BNSF spokesperson Courtney Wallace said, “There are three major [train] routes through Washington. Factors like weather, customer needs, … and freight volumes would help determine which tracks the trains would use. At maximum capacity, [BNSF] would be running nine full trains and nine empty trains. Not every train would be filled with coal.” Wallace also explained that many factors like customer demand and weather would determine how many trains would be running at any given time.

Coal Train Facts, a non-profit organization that gathers “clear, verifiable, and easy-to-access” information concerning the GPT proposal, estimates that the trains would have up to 150 cars, the equivalent of being over a mile long.

Dawna Linderman, a mother who lives behind the Lacey railroad, commented, “The trains don’t bother me, but the dust does. And I don’t know what adding coal will do.” Living right next to the tracks, the trains kick up a lot of dust that settles inside Linderman’s house. “You are supposed to clean your filters every three months,” Linderman said, “and when I do, they’re just caked.”
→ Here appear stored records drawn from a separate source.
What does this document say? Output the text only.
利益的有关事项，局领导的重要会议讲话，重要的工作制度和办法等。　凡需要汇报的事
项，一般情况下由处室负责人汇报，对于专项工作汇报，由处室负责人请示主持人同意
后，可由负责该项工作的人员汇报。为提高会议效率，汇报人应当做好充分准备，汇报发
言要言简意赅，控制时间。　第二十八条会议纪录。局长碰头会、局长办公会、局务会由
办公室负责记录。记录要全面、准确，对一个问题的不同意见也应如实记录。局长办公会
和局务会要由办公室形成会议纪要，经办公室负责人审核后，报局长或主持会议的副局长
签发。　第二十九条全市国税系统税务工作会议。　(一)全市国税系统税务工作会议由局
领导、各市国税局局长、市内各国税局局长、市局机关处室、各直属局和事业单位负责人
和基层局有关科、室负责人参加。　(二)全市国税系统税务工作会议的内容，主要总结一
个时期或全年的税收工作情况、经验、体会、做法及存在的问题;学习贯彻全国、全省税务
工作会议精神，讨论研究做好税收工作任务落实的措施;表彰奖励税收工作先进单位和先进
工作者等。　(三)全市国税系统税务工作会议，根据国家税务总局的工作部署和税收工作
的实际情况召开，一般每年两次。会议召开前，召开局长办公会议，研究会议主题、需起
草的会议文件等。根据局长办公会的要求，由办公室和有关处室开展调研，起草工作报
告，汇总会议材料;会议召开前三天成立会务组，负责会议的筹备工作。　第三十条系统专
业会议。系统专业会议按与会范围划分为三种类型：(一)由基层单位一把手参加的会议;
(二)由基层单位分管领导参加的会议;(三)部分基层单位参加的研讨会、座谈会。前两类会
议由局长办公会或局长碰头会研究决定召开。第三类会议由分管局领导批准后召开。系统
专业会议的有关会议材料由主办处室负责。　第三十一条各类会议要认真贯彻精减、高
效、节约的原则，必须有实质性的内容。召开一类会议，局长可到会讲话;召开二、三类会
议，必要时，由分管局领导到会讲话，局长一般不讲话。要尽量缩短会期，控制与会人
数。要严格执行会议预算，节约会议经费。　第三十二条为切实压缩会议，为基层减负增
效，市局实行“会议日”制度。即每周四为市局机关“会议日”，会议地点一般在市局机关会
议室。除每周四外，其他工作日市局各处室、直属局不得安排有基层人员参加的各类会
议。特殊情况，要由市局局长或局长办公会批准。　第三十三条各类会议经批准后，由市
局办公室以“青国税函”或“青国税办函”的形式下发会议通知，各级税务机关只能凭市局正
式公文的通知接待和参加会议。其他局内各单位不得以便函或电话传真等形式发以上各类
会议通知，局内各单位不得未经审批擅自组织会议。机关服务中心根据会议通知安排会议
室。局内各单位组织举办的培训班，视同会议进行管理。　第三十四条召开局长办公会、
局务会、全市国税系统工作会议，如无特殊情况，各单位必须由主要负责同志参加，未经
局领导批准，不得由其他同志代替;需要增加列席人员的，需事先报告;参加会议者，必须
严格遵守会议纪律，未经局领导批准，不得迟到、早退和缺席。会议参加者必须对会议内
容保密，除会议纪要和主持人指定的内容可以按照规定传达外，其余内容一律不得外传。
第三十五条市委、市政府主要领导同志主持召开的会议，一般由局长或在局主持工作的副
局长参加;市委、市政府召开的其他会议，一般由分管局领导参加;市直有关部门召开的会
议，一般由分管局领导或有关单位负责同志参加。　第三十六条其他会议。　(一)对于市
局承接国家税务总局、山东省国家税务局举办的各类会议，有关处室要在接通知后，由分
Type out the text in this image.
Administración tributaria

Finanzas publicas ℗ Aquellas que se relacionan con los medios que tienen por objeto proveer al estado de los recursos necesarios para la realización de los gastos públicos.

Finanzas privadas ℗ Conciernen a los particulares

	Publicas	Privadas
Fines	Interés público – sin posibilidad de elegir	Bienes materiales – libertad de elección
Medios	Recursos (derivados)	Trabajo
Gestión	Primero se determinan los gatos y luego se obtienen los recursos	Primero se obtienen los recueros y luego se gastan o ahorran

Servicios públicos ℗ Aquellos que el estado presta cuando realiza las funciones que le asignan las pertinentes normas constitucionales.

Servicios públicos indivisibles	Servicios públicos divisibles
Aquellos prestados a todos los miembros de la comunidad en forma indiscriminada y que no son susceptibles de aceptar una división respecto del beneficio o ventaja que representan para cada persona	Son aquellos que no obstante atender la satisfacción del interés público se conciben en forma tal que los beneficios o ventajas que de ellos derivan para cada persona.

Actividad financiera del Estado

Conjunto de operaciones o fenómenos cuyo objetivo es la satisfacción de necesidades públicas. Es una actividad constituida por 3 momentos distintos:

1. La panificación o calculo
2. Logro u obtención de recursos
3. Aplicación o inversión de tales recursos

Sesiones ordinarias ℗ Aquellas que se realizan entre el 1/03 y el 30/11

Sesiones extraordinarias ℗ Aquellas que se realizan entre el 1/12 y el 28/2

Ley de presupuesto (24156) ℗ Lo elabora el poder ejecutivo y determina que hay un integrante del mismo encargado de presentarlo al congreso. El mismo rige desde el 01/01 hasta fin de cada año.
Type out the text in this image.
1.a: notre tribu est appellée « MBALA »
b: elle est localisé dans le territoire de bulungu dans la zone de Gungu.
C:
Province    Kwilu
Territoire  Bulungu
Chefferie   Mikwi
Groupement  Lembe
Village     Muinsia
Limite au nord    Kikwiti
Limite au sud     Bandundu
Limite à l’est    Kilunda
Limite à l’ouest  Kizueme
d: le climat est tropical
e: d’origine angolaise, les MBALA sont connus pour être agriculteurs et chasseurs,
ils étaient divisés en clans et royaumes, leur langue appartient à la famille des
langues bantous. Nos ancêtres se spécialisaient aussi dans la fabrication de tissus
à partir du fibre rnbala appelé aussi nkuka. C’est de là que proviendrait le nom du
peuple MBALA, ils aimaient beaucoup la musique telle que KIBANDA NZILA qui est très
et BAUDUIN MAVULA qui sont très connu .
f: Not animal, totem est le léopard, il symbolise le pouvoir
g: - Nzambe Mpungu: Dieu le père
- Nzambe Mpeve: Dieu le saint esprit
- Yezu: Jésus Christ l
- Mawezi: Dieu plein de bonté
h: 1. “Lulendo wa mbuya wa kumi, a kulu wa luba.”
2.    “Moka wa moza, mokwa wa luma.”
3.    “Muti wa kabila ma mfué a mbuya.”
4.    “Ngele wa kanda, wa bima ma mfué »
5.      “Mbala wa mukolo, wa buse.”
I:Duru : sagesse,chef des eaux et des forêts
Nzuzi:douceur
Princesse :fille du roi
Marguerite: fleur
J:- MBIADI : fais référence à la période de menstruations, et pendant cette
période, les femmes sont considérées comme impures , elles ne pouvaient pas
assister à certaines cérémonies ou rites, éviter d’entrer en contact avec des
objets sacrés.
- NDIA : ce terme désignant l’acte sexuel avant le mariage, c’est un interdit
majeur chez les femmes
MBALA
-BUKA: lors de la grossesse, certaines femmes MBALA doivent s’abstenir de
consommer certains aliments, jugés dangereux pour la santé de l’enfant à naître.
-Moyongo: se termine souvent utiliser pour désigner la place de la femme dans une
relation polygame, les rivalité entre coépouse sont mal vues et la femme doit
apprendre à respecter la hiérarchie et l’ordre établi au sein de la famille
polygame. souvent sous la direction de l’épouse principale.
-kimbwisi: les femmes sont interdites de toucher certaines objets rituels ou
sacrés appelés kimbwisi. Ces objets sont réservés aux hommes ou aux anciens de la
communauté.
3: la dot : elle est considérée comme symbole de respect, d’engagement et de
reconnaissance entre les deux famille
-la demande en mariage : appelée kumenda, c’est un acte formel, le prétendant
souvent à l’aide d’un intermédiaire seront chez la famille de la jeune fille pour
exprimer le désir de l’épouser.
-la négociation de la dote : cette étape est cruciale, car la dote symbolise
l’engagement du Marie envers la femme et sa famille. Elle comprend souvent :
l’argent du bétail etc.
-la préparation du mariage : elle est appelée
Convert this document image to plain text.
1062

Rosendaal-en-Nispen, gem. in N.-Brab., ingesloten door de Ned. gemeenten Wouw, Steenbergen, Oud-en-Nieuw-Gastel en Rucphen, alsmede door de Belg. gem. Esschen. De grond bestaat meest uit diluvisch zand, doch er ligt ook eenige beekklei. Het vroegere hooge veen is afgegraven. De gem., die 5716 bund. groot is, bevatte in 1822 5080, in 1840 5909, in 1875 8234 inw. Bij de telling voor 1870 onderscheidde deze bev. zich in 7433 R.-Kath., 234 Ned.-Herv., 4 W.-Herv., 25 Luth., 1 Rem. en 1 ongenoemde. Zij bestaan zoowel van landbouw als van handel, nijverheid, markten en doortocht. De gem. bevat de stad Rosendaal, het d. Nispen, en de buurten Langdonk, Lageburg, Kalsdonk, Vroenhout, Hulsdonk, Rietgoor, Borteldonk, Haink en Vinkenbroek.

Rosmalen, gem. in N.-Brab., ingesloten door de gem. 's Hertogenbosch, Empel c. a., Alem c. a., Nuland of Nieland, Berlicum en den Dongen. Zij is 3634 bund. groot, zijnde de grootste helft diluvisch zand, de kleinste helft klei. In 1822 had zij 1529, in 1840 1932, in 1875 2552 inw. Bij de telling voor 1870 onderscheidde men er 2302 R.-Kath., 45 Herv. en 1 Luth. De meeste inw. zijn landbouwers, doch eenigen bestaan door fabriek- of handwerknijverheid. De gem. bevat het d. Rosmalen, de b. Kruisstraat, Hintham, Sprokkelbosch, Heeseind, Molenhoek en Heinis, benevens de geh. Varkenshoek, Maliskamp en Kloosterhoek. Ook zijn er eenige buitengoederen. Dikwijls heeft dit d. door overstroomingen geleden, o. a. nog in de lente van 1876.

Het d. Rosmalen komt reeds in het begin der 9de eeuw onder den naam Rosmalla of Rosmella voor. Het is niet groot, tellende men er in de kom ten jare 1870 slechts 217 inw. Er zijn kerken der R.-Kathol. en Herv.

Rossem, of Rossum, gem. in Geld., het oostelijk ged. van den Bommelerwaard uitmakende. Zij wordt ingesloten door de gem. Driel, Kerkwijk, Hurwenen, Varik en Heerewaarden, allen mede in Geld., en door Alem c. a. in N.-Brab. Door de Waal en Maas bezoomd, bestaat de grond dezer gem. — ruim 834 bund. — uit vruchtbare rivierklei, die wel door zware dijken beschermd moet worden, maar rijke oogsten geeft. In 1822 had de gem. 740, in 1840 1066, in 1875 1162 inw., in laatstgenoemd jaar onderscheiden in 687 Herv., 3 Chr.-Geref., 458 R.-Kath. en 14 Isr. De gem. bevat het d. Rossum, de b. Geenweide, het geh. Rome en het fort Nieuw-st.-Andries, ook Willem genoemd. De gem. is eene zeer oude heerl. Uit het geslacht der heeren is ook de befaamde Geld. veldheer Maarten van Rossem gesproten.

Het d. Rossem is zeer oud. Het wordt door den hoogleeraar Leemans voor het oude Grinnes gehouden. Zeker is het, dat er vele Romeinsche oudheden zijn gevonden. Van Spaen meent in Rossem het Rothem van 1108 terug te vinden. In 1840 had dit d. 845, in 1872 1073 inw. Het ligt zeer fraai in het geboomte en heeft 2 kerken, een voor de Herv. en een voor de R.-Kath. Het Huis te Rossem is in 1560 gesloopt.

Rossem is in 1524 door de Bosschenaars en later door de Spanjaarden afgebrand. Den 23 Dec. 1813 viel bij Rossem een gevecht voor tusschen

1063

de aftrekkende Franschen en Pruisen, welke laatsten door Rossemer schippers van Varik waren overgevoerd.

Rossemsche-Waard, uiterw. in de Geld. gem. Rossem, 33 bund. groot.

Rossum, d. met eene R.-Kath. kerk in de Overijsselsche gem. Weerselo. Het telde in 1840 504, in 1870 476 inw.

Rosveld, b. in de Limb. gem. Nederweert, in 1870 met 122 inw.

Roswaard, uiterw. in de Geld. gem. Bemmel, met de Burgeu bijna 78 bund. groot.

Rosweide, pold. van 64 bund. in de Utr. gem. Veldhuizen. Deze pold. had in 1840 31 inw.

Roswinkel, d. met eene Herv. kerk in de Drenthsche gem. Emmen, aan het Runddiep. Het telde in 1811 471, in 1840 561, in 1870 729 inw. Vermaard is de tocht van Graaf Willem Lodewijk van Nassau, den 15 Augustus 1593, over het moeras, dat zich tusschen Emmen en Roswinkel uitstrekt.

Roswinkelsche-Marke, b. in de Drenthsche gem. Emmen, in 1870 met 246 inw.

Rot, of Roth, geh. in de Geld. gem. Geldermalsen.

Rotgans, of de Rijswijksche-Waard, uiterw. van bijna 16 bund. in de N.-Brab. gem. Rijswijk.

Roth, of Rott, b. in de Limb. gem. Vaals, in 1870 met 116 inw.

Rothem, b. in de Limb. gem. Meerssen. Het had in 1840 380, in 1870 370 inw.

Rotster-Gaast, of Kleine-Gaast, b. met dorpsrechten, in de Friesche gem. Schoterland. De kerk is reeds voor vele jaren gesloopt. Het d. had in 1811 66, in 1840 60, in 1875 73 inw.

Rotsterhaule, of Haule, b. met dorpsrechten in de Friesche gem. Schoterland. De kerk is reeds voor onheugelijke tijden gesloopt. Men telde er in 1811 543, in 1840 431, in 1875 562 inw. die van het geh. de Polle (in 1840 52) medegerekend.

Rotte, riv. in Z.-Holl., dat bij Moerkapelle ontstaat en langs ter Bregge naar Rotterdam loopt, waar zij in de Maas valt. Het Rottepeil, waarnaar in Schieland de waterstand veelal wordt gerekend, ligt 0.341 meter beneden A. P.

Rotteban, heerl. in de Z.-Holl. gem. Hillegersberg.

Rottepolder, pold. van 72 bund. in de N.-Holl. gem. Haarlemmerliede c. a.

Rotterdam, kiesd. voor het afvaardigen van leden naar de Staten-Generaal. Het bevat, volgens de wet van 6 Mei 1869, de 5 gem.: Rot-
Linderman touched upon an important issue that many environmentalists and health-conscious Washingtonians are concerned about widespread coal dust.

When trains reach Everett, their route takes them directly along the Sound, where coal dust could damage marine life, especially to the Cherry Point Aquatic Reserve. According to a recent BNSF frequently asked questions page in 2011, “500 pounds to a ton of coal can escape from a single loaded coal car,” depending on weather, the speed and distance the coal train is going. The page presently online says, “Coal dust in a non-issue is Western Washington.”

The terminal’s first customer, Peabody Energy, plans to use a “water based product that has the same key ingredients found in white school glue”, reports the GPT’s website. The product would create a crust over the coal “to eliminate potential concerns about dust in the state.”

SSA Marine, which is in charge of building the terminal, estimates the terminal project would create over 4,000 temporary jobs for the two years it would take to construct the terminal. A 2011 Martin Association Economics Impacts Report estimates that 490 direct long-term jobs when the terminal reaches full capacity.

There have been several protests against the GPT project in Seattle and Olympia, but in Lacey, where one of BNSF’s railroads passes through, a short poll found families who live along the railroad show little interest or concern towards the potential increase in coal trains in their area. “I think people think things are ok, and they don’t want to deal with it,” commented Gita Moulton, a founder of South Sound Environmental Education Clearinghouse (SPEECH), an organization designed to share information about environmental issues. Moulton was not surprised to learn that concern for the issues of coal trains is low. “If we don’t talk about it, and the media doesn’t talk about it, it doesn’t seem real. They can’t see what it’ll be like. People will react after it happens.”